Once, it seemed like a major coup d’etat in the global war on carbon emissions: The United Kingdom, even under the conservative leadership of Prime Minister Boris Johnson at the time, announced in 2020 that it was 10 years away from banning the sale of new diesel and gasoline cars. In other words, any new cars sold in 2030 and beyond — and 1.6 million of them were purchased last year — would need to be zero-emission vehicles, likely electric cars but also some hydrogen cars as well.
Fast forward a bit to a year that’s seen more uneven EV adoption than many anticipated, a situation exacerbated by a shaky post-pandemic global economy. Now, the British government under Prime Minister Rishi Sunak hits reverse: Did we say 2030? Oh, we mean 2035 instead.

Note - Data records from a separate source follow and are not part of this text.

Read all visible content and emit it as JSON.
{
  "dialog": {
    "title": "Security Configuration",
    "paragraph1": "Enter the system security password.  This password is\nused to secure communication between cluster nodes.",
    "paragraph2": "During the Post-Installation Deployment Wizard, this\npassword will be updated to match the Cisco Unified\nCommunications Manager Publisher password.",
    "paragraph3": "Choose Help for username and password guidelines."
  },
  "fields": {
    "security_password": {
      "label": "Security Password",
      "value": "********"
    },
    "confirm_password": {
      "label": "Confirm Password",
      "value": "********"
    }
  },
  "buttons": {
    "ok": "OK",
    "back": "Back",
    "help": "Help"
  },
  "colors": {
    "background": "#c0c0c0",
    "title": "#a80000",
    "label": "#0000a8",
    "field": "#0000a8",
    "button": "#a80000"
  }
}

Sunak announced this week that the UK will, in his words, “ease the transition to electric vehicles,” allowing sales of new internal combustion cars until 2035. His decision is a disappointing one for climate reasons and, allegedly, even for some automakers hinging big hopes and potentially trillions of dollars on transitioning to EVs. (More on that later.) But the bigger question is, is this rollback just the start of a bigger trend?
Unfortunately, it probably is. Because what we’re finding with EVs is that saying you’re going to do something is a lot easier than actually doing it.

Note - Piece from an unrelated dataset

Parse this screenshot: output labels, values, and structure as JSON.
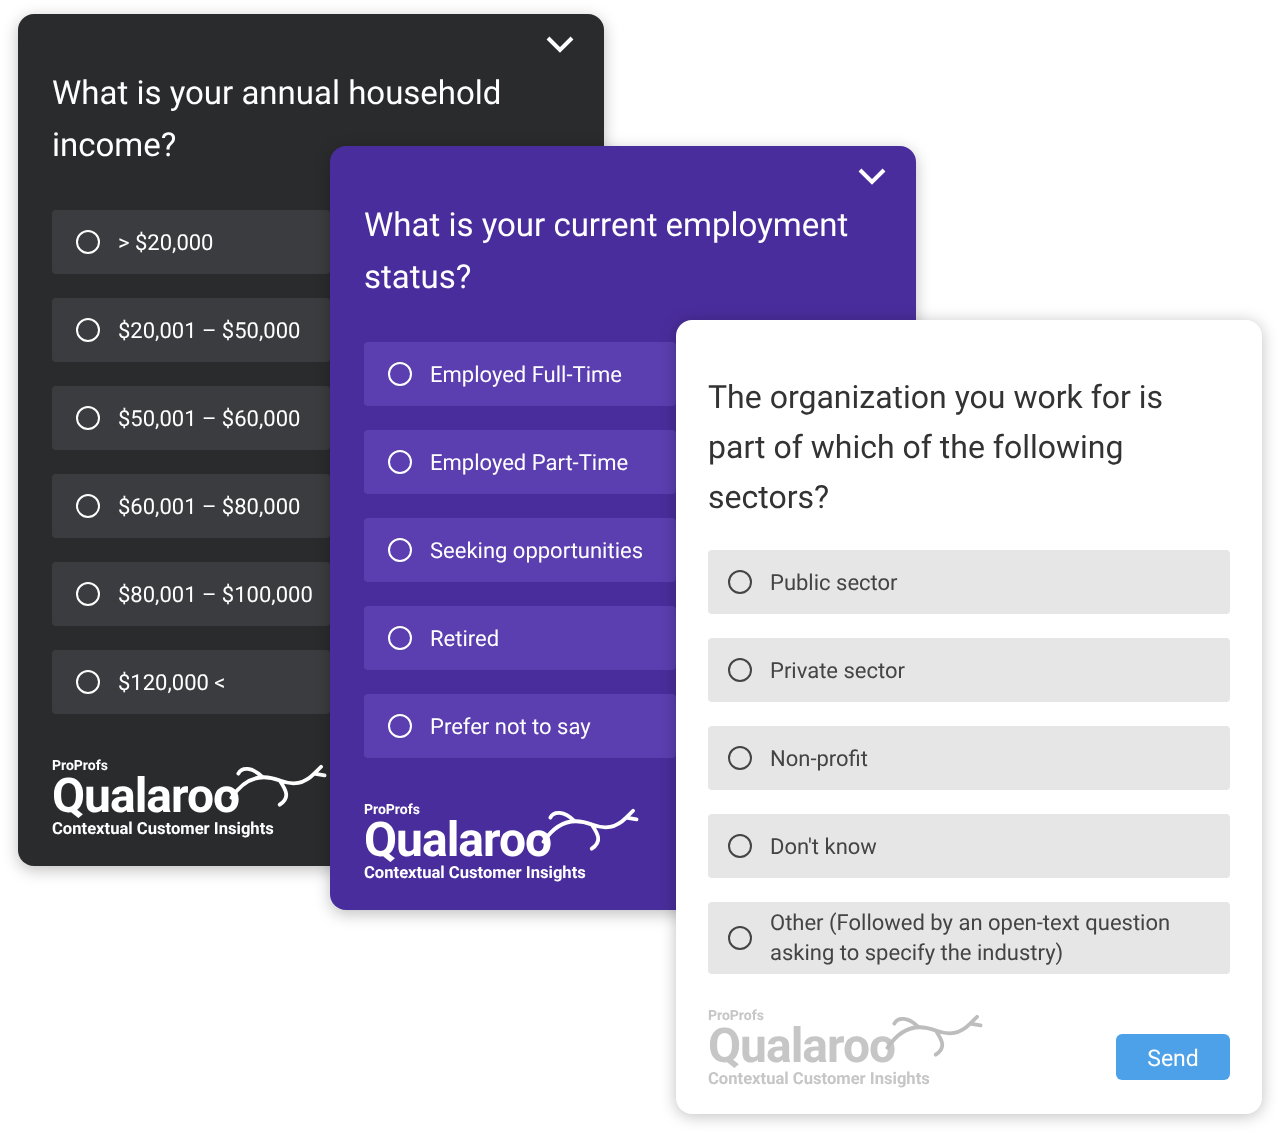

Sunak’s decision quickly outraged scientists and green groups, especially since it came during Climate Week, a time when leaders from all over the world (including Prince William) gathered in New York to discuss how to mitigate the greatest crisis of our lifetimes. It even angered some drivers in the U.K., according to The Guardian; people who were counting on a more robust used EV market and now worry about a slower rollout for public charging.

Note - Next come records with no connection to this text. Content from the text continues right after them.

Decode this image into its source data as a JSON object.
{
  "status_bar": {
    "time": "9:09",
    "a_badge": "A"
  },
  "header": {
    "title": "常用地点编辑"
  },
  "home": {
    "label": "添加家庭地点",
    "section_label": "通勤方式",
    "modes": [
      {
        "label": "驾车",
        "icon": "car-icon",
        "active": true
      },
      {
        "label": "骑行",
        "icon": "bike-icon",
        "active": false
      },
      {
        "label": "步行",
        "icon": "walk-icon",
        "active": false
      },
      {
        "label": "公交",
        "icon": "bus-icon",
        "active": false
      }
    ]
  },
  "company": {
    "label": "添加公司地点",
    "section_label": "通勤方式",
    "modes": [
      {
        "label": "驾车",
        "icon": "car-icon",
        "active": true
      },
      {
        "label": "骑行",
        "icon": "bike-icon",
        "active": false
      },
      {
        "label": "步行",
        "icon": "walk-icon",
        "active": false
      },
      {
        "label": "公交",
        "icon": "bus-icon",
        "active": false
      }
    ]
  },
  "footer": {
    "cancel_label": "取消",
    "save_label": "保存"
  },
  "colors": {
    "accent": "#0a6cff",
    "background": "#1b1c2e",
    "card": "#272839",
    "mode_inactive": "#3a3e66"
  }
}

Transparently, I’m no expert on the U.K.’s climate politics. My own country gives me plenty of headaches on that front, thanks very much. But Sunak’s points aren’t entirely unreasonable here. He blames the high cost of EVs and fears an effectively all-electric new car market will put an undue financial burden on ordinary people already squeezed by inflation, high energy costs, and an uncertain economy. “We seem to have defaulted to an approach which will impose unacceptable costs on hard-pressed British families,” Sunak said in his speech this week. And he’s not wrong; as is the case in the U.S., EVs are still considerably more expensive than internal combustion cars, and Britain has its challenges with a woefully inadequate and unreliable charging infrastructure.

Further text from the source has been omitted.